Sun Yu, Qin Shuhuai, Li Yingli, Hasan Naimul, Li Yan Vivian, Liu Jiangguo
School of Materials Science and Engineering, Colorado State University, Fort Collins, CO, 80523-1617, USA.
Department of Mathematics, Colorado State University, Fort Collins, CO, 80523-1874, USA.
Sci Rep. 2025 Feb 4;15(1):4218. doi: 10.1038/s41598-024-82728-6.
This paper investigates delivery of encapsulated drug from poly lactic-co-glycolic micro-/nano-particles. Experimental data collected from about 50 papers are analyzed by machine learning algorithms including linear regression, principal component analysis, Gaussian process regression, and artificial neural networks. The focus is to understand the effect of drug solubility, drug molecular weight, particle size, and pH-value of the release matrix/environment on drug release profiles.
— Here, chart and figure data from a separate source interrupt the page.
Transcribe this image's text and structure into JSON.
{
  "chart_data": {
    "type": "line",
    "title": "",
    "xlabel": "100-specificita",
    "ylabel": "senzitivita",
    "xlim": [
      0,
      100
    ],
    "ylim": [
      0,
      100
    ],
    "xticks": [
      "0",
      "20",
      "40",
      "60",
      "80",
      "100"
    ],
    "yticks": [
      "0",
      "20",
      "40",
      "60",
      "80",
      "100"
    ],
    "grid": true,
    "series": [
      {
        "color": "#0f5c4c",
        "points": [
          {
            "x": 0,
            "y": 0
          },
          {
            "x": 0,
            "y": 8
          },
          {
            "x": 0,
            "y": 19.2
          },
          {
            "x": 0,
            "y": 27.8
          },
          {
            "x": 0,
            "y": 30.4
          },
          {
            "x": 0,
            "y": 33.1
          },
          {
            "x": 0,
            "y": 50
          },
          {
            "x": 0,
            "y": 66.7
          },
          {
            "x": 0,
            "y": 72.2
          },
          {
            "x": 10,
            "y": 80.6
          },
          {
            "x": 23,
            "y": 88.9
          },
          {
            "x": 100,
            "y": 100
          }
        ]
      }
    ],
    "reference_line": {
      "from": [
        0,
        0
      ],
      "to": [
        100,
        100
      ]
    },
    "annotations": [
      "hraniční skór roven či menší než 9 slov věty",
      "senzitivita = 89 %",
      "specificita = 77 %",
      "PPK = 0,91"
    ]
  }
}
The results obtained from machine learning is then used as guidelines for designing new in vitro experiments to examine dependence of drug release profiles on those four factors. It is interesting to see that indeed the results of the new in vitro experiments are in basic agreement with the results obtained from machine learning.
本文研究了聚乳酸-乙醇酸微/纳米颗粒包封药物的释放。通过包括线性回归、主成分分析、高斯过程回归和人工神经网络在内的机器学习算法,对从约50篇论文中收集的实验数据进行了分析。重点是了解药物溶解度、药物分子量、粒径以及释放基质/环境的pH值对药物释放曲线的影响。然后,将机器学习得到的结果用作设计新的体外实验的指导方针,以研究药物释放曲线对这四个因素的依赖性。有趣的是,新的体外实验结果确实与机器学习得到的结果基本一致。